Early XIX Art. Russia was the great country that covered the territory in Eastern Europe, NorthAsia and part of North America (Alaska). As a result of territorialexpansion in the first half XIX Art. this country increased from 16 million to 18 million square meters. miles by joiningFinland, the Kingdom of Poland, Bessarabia, the Caucasus and Transcaucasia, Kazakhstan,Pryamur'ya and Primorye.

The population of the empire during the firsthalf XIX Art. increased from 37 to69 million people. Significant role in this growth has played a conquest of neighboringterritories. Average life expectancy was 27, 3 years. The reasons for this wereperiodic epidemics, high infant mortality, lack of development of medicalservice. This flashy characterized the pre-industrial countries.End XVIII  Art. in France, life expectancywas 28, 8, England - 31, Year 5. Russian society was, in fact,of the feudal character of the structure of his birth. The states were divided intoPreferred (Nobility, clergy andpartially merchants) and nepryvileyovano (peasants, commoners). Most numerousof peasants formed theDoes fortress that theirearly XIX Art. there were 15, 2 million people. They were the "property baptized" gentry-landlords, which inWhile there were about 600 thousand

2. Internal situation in Russia

The main trends of stateof the Russian emperorend theory XVIII - Early XIX Art. was outside of expansionsiya, strengthening of autocracy and serfdom. This is contrary to the generalprocesses of democratization and liberalization of public life that were the essence of European enlightenment. Nameperator Alexander I (1801-1825 pp.) At the beginning of his reign concernedWestern ideas and partly under the influence of his advisers, among whomwere Ukrainian (Kochubey V., M. Speranskyy, V. Karasin), made a series ofliberal reformforms. Decree freefarmers (1803) to allow landowners emancipate their farmers. It wasOpen Kharkov and Peterburzkyy universities. On the instructions of King M.Speranskyy developed in 1809 "Plangovernment reforms, which provided separation of powers into legislative, executive and judicial branches, elections representativeof different levels, led by State Duma,- The highest legislative body. Implementation of the projectsthat would causetransformation of autocratic Russia constitutionalconsemonarchy. But those plans provoked sharp criticism of higher imperialbureaucracy and the nobility who did not want any changes that might weakentheir privileged position in society. Incidentally, the Emperor feltcharms autocratic rule, soon abandoned their plans. It wasunless that created the State zakonodoradchuadvice of the emperor, RIlikewise, had a recommendation, andreplaced by board to the ministry. Afterend of the Franco-Russian War in 1812 Alexander I confirmed inthought that the idea of the sovereignty of the people united to fight againstFrench, and became the target of conservative forces. The last decade of hisBoard arakcheyevschyny era called by name a trustee of the emperor O.Arakcheyeva. It was a time of increased bureaucratization spheres of life, the release progressively minded professors from universitiesversitiesand establishing military settlements. The latter event has inspired a wave of revolts thatseverely prydushuvalysya government.

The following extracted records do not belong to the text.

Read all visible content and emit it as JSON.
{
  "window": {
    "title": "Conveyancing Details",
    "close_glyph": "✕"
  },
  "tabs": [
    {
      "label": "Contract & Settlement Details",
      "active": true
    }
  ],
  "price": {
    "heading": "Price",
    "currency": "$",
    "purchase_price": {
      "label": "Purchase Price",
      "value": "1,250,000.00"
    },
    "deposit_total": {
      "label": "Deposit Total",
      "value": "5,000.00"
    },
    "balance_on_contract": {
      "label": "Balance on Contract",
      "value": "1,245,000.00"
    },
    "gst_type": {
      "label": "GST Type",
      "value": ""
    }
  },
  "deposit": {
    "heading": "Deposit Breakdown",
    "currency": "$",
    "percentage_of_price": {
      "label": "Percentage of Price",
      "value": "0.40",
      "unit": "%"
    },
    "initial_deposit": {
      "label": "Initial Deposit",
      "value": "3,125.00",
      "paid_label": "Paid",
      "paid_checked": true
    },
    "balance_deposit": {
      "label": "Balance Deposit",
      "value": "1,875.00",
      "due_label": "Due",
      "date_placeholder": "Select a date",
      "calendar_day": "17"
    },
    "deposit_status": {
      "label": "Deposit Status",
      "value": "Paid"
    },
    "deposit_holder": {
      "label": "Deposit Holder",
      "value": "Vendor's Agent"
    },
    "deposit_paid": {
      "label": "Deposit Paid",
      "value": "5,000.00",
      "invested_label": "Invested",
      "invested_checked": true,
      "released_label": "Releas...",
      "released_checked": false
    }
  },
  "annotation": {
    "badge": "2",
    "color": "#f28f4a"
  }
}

Nextbecame the ruler of the empire Nicholas I (1825-1855 pp. ). Began his reign brutal suppression of speech, the Decembrists, whopersonified opposed to autocracy range of nobleintellectuals and officers. Nicholas essentially waived any significantchanges in the control of the empire and tried to "improve" hisbureaucracy. In fact, the country's police and repressive vstanovyvsya mode. The main role in the management of stateplayed a personal Office of the emperor, especially its NO office,which entered into secret political police functions.

Nicholas

 

RussianEmpire was a multinational state. Painsix people ended up in its stock as a result of conquest. This, as well asexistence of the Russian people, who constituted the majority in the empire causednational oppression of non-Russian peoples. Carried on their policynational cultural assimilationignore the particularities of origin and historicaltraditions, the imposition of Russian culture.

A striking example of such a policyUkraine was the situation in the empire, which the government viewed as the Russian landignoring the interests of its people. Any attempts of non-Russian people fighting for their national rightsseverely prydushuvaed.

One з most difficult problems of internal political life of the empirefirst half XIX Art. was serfdom. The situation where the majority population werefortress, the situation often resembled servile, has become increasingly dangerouspechnishoyu. It felt and the government of the Empire. But he triedavoid drastic changes as would not affect the interests of the nobility -Landowners who were pillars of autocracy.

So, in the middle XIX Art. Russia was still absolutist empire. Attemptsof any changes remained largely unrenes,absolutist tendencies took over the liberal.

3. Decembrist Movement

The reaction of the last years of Alexander I showedthe government is not going to solve the problems posed by the country historicaldevelopment. Since then, Russian society began the confrontation betweenreactive power and those who wanted change. The immediate impetus for thisare:

   growth of national consciousnesspatriotic exaltation in connection with the Franco-Russian War of 1812 p.;

   familiarity withEuropean life during the foreign hiking1813-1815 pp. That allowed their members a convincingservices remain a considerable retardation of their autocratic-serfdom in Russia.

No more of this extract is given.